Search code examples
azure-blob-storageazure-machine-learning-service

Can we append data to an existing csv file stored in Azure blob storage through python?


I have a machine learning model deployed in azure designer studio. I need to retrain it everyday with new data through python code. I need to keep the existing csv data in the blob storage and also add some more data to the existing csv and retrain it. If I retrain the model with only the new data, the old data is lost so I need to retrain the model by appending new data to existing data. Is there any way to do it through python coding?

I have also researched about append blob but they add only in the end of the blob. In the documentation, they have mentioned we cannot update or add to an existing blob.


Solution

  • I'm not sure why it has to be one csv file. There are many Python-based libraries for working with a dataset spread across multiple csvs.

    In all of the examples, you pass a glob pattern, that will match multiple files. This pattern works very naturally with Azure ML Dataset which you can use as your input.
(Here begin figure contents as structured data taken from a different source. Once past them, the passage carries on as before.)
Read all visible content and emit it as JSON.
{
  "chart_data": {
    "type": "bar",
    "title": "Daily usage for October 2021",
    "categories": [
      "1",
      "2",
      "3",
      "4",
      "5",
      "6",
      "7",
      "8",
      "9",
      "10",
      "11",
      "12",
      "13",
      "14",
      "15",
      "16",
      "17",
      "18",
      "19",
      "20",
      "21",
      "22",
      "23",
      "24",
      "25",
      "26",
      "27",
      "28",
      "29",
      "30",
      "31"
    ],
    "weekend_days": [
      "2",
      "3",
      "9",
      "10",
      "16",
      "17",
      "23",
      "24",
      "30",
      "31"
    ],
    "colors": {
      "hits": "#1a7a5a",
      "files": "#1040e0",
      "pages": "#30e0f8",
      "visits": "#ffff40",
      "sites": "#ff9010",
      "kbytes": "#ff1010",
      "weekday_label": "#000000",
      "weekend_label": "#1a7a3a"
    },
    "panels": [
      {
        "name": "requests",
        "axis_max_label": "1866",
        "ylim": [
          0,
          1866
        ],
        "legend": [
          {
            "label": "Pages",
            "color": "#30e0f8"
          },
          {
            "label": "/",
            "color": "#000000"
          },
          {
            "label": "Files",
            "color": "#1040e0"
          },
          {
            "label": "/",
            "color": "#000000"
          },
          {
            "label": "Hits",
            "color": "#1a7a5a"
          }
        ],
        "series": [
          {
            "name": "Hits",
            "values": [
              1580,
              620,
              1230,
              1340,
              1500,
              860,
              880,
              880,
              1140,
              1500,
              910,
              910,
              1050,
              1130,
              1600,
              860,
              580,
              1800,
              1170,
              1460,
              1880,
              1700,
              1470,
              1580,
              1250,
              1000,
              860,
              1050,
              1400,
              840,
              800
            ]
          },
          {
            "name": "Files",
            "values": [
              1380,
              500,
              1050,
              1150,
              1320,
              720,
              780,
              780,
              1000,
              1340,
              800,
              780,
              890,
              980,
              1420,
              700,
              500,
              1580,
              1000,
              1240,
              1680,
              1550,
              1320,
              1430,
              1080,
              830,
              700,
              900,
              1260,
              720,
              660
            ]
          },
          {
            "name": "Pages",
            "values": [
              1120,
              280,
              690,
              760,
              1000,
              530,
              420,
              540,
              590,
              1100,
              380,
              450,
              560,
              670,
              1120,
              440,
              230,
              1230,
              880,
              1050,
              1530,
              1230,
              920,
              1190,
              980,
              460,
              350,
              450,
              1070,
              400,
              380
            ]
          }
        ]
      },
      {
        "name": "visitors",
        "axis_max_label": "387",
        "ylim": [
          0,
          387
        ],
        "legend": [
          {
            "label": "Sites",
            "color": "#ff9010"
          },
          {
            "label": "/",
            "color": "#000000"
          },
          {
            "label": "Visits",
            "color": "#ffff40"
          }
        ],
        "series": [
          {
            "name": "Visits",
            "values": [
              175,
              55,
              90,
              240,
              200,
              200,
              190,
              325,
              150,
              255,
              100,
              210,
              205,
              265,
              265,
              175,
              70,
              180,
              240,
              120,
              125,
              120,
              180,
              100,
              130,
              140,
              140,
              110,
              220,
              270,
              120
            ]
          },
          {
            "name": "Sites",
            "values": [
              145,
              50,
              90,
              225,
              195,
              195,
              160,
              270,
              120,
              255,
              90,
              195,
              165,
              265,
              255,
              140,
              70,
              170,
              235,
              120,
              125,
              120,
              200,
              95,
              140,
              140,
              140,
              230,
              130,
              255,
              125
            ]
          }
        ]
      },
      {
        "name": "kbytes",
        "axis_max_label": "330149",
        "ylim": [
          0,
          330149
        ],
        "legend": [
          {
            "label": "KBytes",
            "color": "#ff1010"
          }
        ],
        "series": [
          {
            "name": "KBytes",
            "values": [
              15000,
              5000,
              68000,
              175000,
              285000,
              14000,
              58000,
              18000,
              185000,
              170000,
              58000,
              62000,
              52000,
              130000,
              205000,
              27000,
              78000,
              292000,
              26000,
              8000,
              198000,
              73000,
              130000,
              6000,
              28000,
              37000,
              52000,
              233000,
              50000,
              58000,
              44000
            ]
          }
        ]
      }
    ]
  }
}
See this excerpt from the docs link above.

    from azureml.core import Workspace, Datastore, Dataset
    
    datastore_name = 'your datastore name'
    
    # get existing workspace
    workspace = Workspace.from_config()
        
    # retrieve an existing datastore in the workspace by name
    datastore = Datastore.get(workspace, datastore_name)
    
    # create a TabularDataset from 3 file paths in datastore
    datastore_paths = [(datastore, 'weather/2018/11.csv'),
                       (datastore, 'weather/2018/12.csv'),
                       (datastore, 'weather/2019/*.csv')] # here's the glob pattern
    
    weather_ds = Dataset.Tabular.from_delimited_files(path=datastore_paths)
    

    Assuming that all the csvs can fit into memory, you can turn these datasets easily into pandas dataframes. with Azure ML Datasets, you call

    # get the input dataset by name
    dataset = Dataset.get_by_name(ws, name=dataset_name)
    # load the TabularDataset to pandas DataFrame
    df = dataset.to_pandas_dataframe()
    

    With Dask Dataframe, this GitHub issue says you can call

    df = my_dask_df.compute()
    

    As far as output datasets, you can control this by reading in the output CSV as a dataframe, appending data to it then overwriting it to the same location.